Helmke decided to “flip” Biotransport, devoting most of class time to reviewing problem sets and posting online as homework the content that had formerly been delivered in lectures for students. This is a classic instance of what is called “hybrid” or “blended” instruction, which combines face-to-face classroom teaching with learning from online materials.

Accordingly, Helmke applied for and received a Hybrid Challenge for Engaged Learning Grant, sponsored by the Teaching Resource Center and the Faculty Senate. “The Hybrid Challenge Grant enabled me to join a community of teachers and experts who could help me design more engaging classroom activities,” Helmke said. “In addition, I learned to better assess learning goals, so I could tell whether flipping the classroom was having a difference.”

In the classroom, the students work together to solve problems. “My goal is to create an environment that is collaborative, that reflects the way professional engineers work,” Helmke said. At the same time, he monitors students’ progress and intervenes from time to time if he observes students running up against a common roadblock.
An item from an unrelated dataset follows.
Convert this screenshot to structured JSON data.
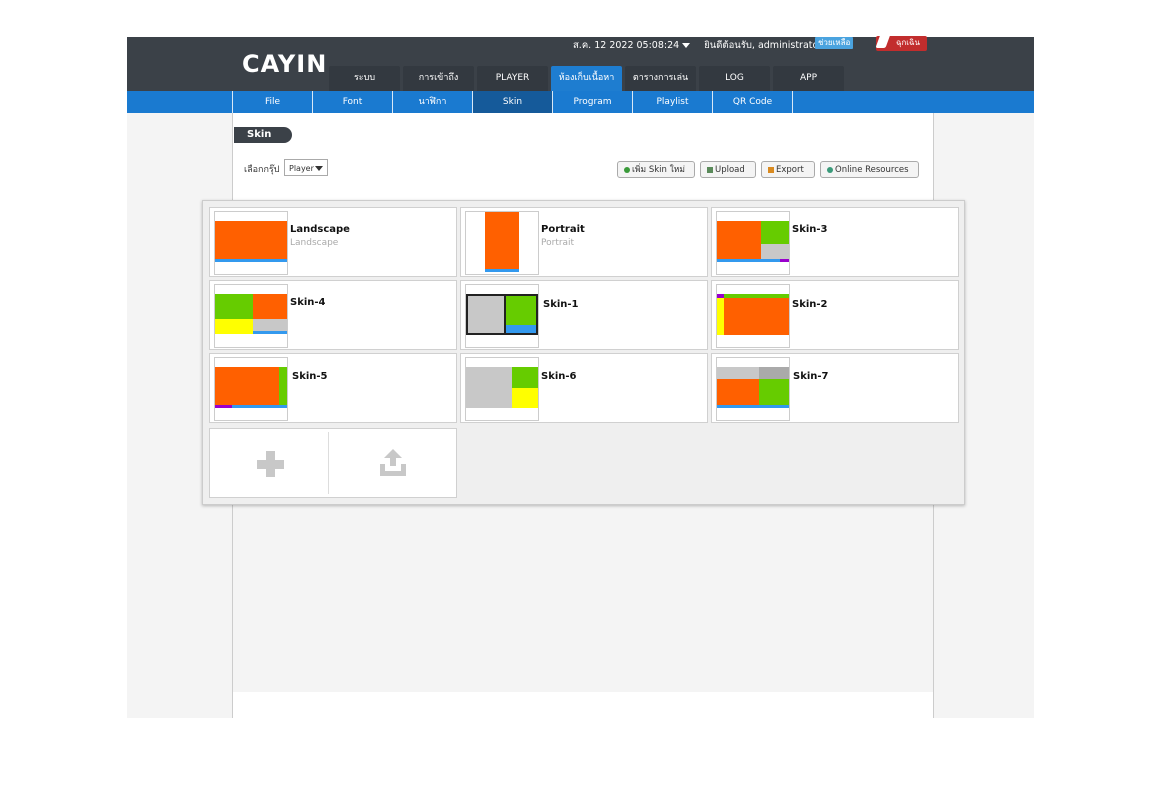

Students were generally enthusiastic about the redesigned course, but faced new challenges in preparing for class.

“To an extent, the flipped classroom requires students to abandon a process, starting with lecture and working on problem sets, that has served them well throughout their careers,” Helmke said. “Some found the change unsettling.” He is working with Stacy Williams-Duncan, a graduate student in the Curry School of Education, to study student perceptions of the flipped classroom and gain a better understanding of this reaction.

Nonetheless, Helmke is convinced that students learn more when the classroom is devoted to hands-on learning. “The next step for me is to incorporate students’ perceptions and continue to improve the learning environment,” he said.

Of course, the close interaction between faculty and students that characterizes both of these innovative methods harkens back to the educational model that Thomas Jefferson enshrined in the Academical Village. And like most of Jefferson’s innovations, it is designed for efficiency.

“Flipping the classroom changes the role of the professor just as it changes the role of the student,” Helmke said. “I think it’s a more productive use of the experience I have to offer.”